# Mesh



## MantisNation (Nov 2, 2008)

Anyone know if there's a metal(ish) kind of mesh that can be purchased that fruit flies actually cant escape from??


----------



## Peter Clausen (Nov 2, 2008)

I would imagine your local hardware store would be happy to hook you up with the appropriate mesh.

I prefer the poly-fiber lids that fit 32 ounce delicups.


----------



## Rick (Nov 2, 2008)

Peter said:


> I would imagine your local hardware store would be happy to hook you up with the appropriate mesh.I prefer the poly-fiber lids that fit 32 ounce delicups.


+1


----------



## MantisNation (Nov 2, 2008)

Thanks for your responses.

I love those containers as well, however I was inquiring about the mesh because I wanted 2 make my own cage to house a group of mantids together, with a good amount of space.


----------



## Katnapper (Nov 2, 2008)

I bought a roll of aluminum screening for about $7.00 from Farm &amp; Fleet (a hardware/lawn &amp; garden type store), that I've been making some custom containers with. I've found the smallest Melanogasters can get through it, but it's not too bad. Lots stay inside too. I haven't had any of the D. Hydei escape through mine. That roll is enough to last me forever, I'm sure! Good luck on your habitat.


----------



## MantisNation (Nov 2, 2008)

Katnapper said:


> I bought a roll of aluminum screening for about $7.00 from Farm &amp; Fleet (a hardware/lawn &amp; garden type store), that I've been making some custom containers with. I've found the smallest Melanogasters can get through it, but it's not too bad. Lots stay inside too. I haven't had any of the D. Hydei escape through mine. That roll is enough to last me forever, I'm sure! Good luck on your habitat.
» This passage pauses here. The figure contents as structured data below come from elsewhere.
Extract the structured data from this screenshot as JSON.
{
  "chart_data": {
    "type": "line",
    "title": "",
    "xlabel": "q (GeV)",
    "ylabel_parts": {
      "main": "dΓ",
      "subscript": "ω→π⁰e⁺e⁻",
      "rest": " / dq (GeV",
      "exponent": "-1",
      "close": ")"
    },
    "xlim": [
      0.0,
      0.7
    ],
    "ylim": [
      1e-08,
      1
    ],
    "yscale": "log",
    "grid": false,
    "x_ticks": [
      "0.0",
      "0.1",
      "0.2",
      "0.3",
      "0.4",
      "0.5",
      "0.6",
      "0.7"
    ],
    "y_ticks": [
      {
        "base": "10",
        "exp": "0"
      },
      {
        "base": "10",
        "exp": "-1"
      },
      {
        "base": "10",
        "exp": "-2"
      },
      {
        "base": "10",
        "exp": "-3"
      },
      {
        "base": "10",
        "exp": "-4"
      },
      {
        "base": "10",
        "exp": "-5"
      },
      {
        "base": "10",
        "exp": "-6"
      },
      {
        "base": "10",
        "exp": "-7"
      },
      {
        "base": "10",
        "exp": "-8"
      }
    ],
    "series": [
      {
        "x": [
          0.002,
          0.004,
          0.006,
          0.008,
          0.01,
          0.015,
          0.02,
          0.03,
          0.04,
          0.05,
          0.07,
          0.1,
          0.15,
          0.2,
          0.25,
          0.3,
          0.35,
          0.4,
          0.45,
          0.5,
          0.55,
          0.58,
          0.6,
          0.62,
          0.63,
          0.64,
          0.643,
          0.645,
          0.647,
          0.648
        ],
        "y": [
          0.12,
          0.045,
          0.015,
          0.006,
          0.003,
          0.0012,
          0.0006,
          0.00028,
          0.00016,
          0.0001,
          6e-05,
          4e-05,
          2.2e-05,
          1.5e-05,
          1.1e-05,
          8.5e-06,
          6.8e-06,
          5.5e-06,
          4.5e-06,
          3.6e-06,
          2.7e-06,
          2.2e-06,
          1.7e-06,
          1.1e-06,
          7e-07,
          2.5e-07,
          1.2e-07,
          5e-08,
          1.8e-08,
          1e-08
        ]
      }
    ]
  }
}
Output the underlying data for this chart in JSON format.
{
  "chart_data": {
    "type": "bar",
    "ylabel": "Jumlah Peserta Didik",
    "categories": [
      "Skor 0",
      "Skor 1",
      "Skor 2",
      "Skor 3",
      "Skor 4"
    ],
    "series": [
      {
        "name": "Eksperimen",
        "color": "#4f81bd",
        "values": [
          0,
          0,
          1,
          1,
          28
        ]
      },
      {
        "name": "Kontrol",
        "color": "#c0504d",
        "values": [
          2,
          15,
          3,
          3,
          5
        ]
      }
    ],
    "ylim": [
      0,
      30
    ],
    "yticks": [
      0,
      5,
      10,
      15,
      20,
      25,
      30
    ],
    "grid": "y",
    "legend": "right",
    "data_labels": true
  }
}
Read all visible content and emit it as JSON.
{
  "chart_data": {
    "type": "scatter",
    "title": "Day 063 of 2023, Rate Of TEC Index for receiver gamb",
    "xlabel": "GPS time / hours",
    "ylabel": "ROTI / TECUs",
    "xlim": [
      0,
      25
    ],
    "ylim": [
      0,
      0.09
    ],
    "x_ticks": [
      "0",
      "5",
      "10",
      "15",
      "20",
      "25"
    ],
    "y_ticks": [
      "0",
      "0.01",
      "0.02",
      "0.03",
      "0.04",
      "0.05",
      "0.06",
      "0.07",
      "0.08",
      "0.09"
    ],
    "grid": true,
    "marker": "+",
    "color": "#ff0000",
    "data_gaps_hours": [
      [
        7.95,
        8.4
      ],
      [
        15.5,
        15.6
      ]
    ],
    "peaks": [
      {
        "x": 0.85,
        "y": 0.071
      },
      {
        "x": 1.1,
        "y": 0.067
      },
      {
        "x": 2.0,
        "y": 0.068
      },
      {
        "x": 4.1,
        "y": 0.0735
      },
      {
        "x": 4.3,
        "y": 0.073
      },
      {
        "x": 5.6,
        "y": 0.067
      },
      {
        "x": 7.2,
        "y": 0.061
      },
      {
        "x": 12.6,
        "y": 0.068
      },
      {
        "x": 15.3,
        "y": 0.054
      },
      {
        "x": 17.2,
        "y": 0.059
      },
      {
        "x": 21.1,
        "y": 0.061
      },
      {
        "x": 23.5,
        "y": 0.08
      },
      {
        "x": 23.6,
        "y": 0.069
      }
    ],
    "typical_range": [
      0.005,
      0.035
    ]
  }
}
Thank you. I'm going to be working with D. Melanogaster, but I'll still give it a try. I'll stop at my local Home Depot today and search in the gardening section for Aluminum screening, or any other meshy materials.


----------



## Katnapper (Nov 2, 2008)

MantisNation said:


> Thank you. I'm going to be working with D. Melanogaster, but I'll still give it a try. I'll stop at my local Home Depot today and search in the gardening section for Aluminum screening, or any other meshy materials.


They had fiberglass screening too which was lighter weight. Couldn't really see to tell the difference in the hole sizes. But I chose the aluminum as I was making a custom tub for my crickets, and while doing research on making it I saw several warnings to get the aluminum over fiberglass, as the crickets can apparently chew through the fiberglass screen. Just thought you might want to know.


----------



## hibiscusmile (Nov 2, 2008)

I have the no see em screen that is used for tiny nats and things on my site. it is fiberglass though but I do have some plastic screen that is really great too. :}


----------



## kmsgameboy (Nov 25, 2008)

MantisNation said:


> Anyone know if there's a metal(ish) kind of mesh that can be purchased that fruit flies actually cant escape from??


I believe I have seen some somewhere. You should try a large hardwear store. Have you ever tried "cheese cloth"?


----------



## Katnapper (Nov 25, 2008)

Now that I've been using the aluminum screening for a longer period of time.... both the D. Hydei and D. melanogaster can get through it. It does keep them contained to some extent, but if they want out... they've been getting out! I went back and hot glued a layer of organza fabric (very sheer, can get at the fabric store) over the screening for the containers I'm using ff's in now. Those little buggers... they even crawl right out of tiny ventilation holes I'd poked in soft plastic with an ice pick or compass point. Have stopped doing that to my containers now! The organza does hold them all in, but it's not rigid or stable like screening, and you have to hot glue the edges or it frays. But it takes hot glue well, and it's great for areas in which you need something flexible and don't need additional support. It seems to provide enough ventilation so far.


----------